With his formal announcement, Joe Biden appears to
have locked up his renomination as the Democratic
nominee for president in 2024. With his current big lead
in the polls, Donald Trump appears now to be the likely
nominee for his Republican Party for president in 2024..
Considering the negatives in public opinion for the
re-election of the Biden-Harris ticket or for a comeback
win by a Trump-led ticket, it seems that the current
conventional wisdom that next year will see a replay
of 2020 is a defiance of common sense and political
gravity.
I would suggest that, far from any certainty, both races
for the presidential nomination are far from over.
On the Democratic side, we have likely not seen the
end of the challenge to the frail and rapidly aging
president. Robert F. Kennedy, Jr. is not going to be the
Democrat who defeats him, but the Kennedy scion’s
growing appeal, like Eugene McCarthy’s 1968 challenge
to Lyndon Johnson, mighy lead to a delayed entrance
of at least one or more conventional Biden challengers.
On the Republican side, Donald Trump’s current lead in
the polls is almost certainly the result of his recent legal
indictment, and the fact that his major GOP rival, Florida
Governor Ron DeSantis, has not yet announced his
candidacy. While Trump currently leads DeSantis among
Republicans in most national and state polls, those same
polls show DeSantis doing better than Trump against
Biden in almost every case. This curious divergence
suggests that DeSantis is the stronger GOP nominee
against a Democrat in 2024.
In addition to the major party campaigns, the weakness
of the frontrunning candidates, and the widespread
economic and international uncertainty, makes it very
likely that serious third party candidacies could soon
emerge. A centrist “No Labels Party” effort is already
underway, and it could easily attract well-known
figures if one or both parties seem unusually vulnerable
in the November, 2024 campaign.
Governor DeSantis, now on his obligatory international
tour that includes Japan, Great Britain and Israel, is the
most serious potential Republican challenger, but his
timetable for entrance into the race has narrowed with
the first debates only months away. There are already
some credible other figures in the GOP race, but the
political reality is that only Mr. DeSantis could defeat
Mr. Trump in the upcoming primary campaign contests.
Although the obvious political nature of the timing of the
New York indictment of Mr.
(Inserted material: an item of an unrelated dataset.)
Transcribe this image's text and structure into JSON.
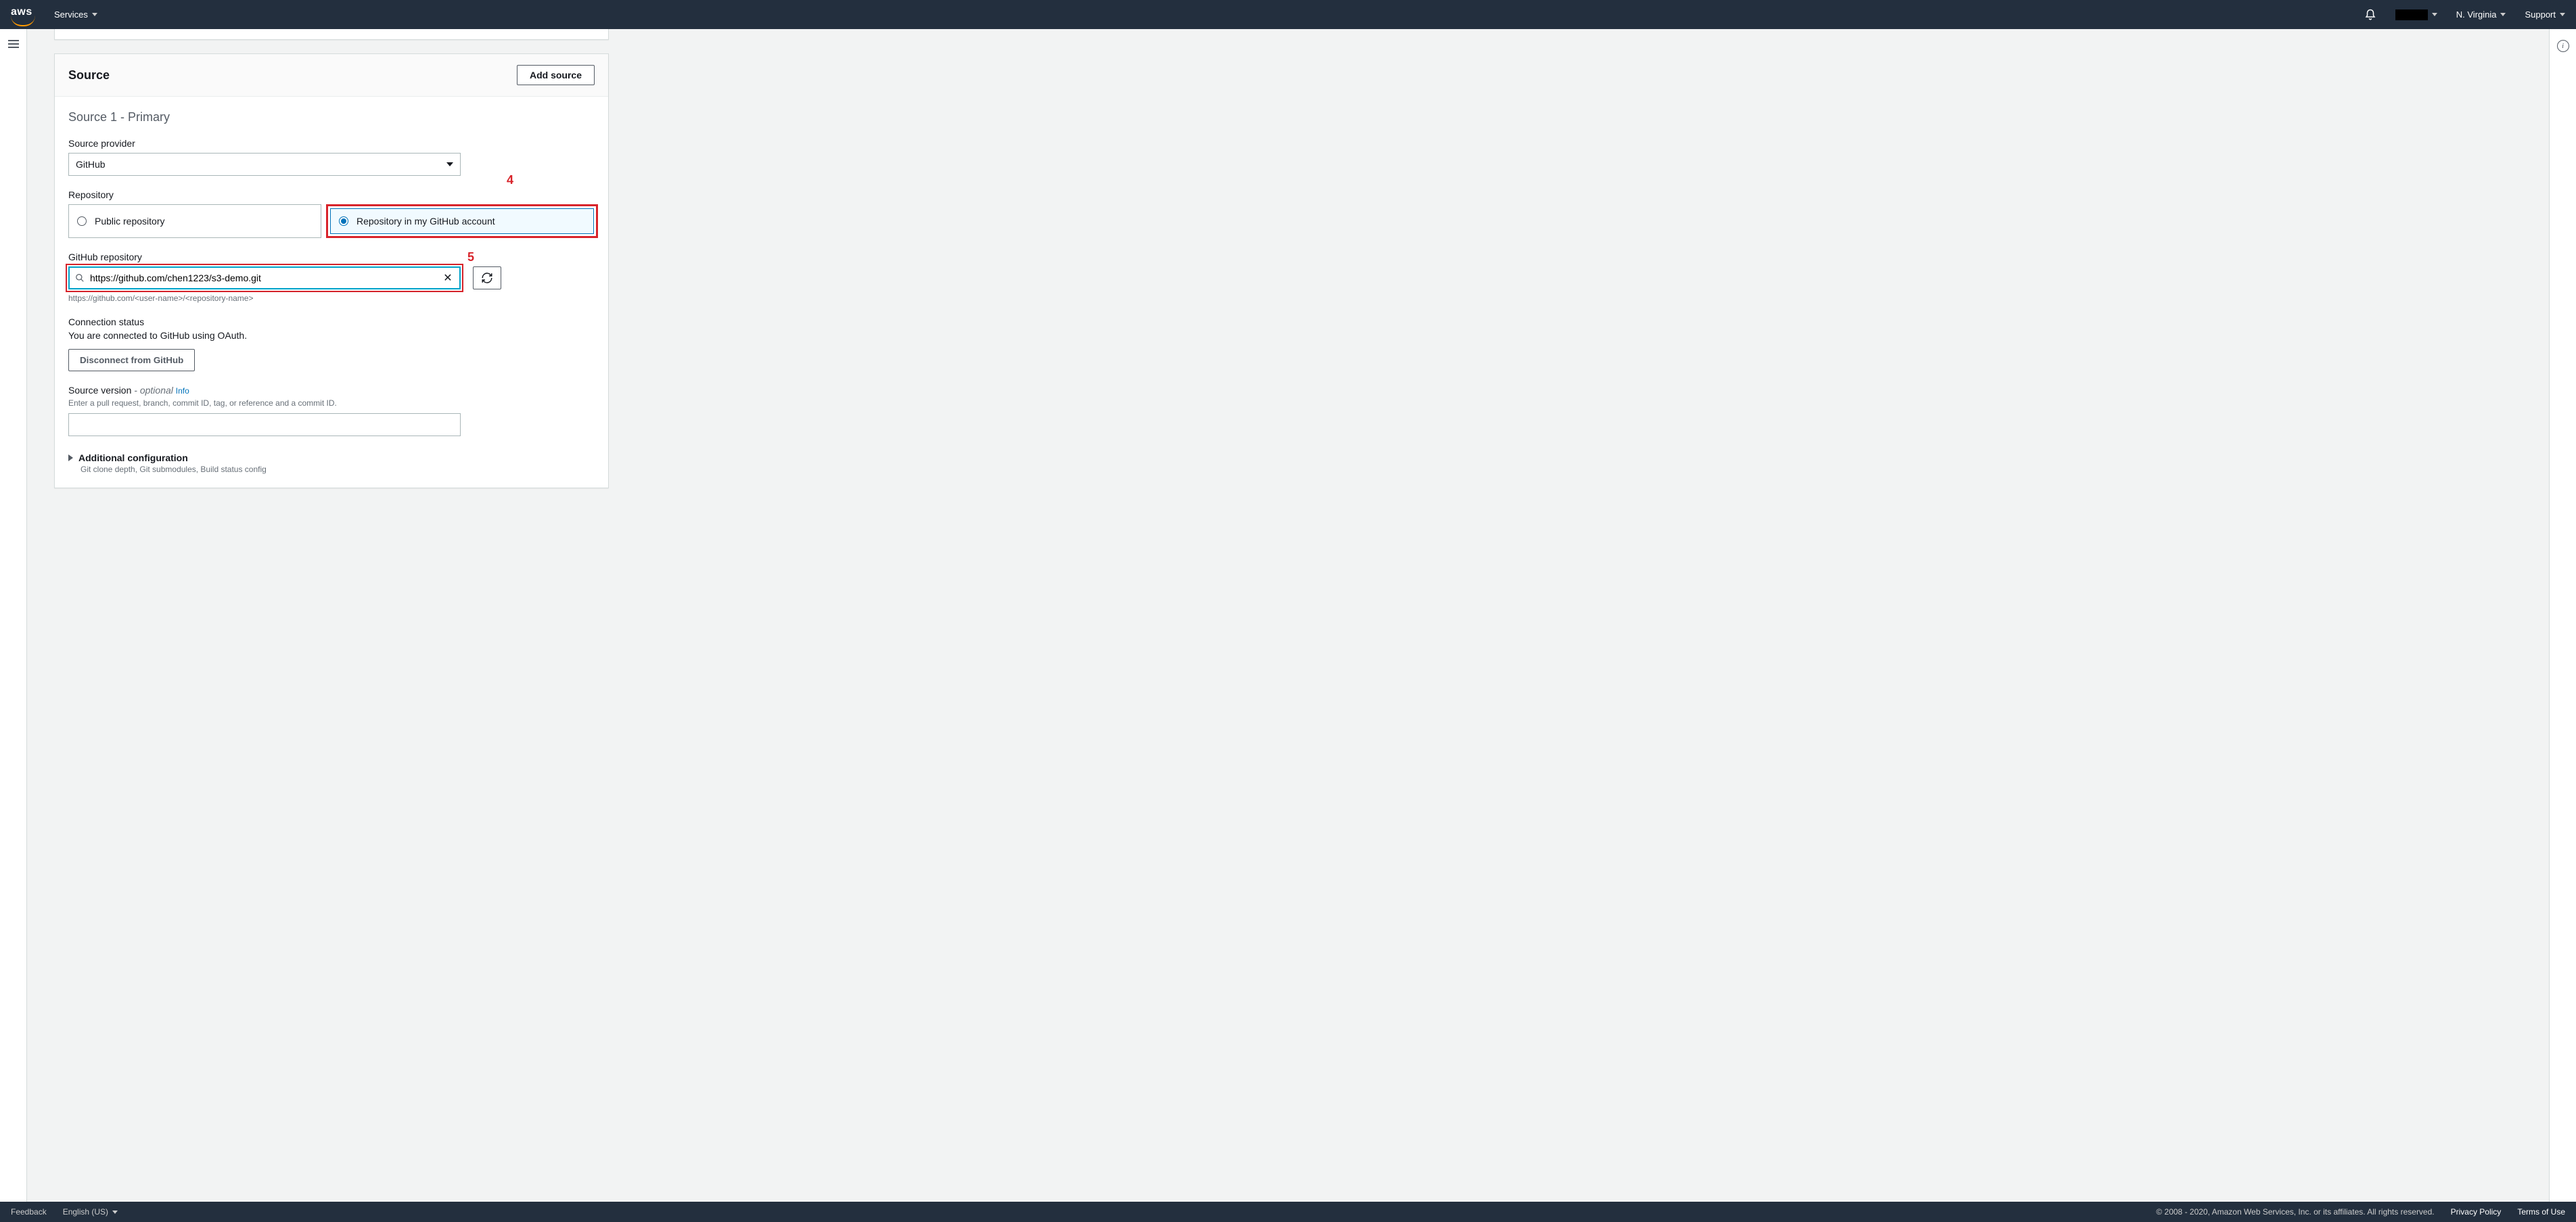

Trump has rallied Republicans
to his side for now, it is not at all clear this and his other
looming legal problems will sustain support for him.
Every public opinion poll indicates that voters of both
major parties, and independent voters, want younger and
less controversial choices than Biden and Trump. By
keeping Kamala Harris as his running mate, the president
is also offering voters a choice even more unpopular than
he is, and who has been decidedly unimpressive as vice
president so far.
Perhaps, after all, it will be Biden vs. Trump next year.
But public dissatisfaction with that prospect is so great
that the possibility of surprise in one or both parties’
tickets is higher than any presidential cycle in memory,
perhaps ever.
This presidential nomination campaign cycle has just begun.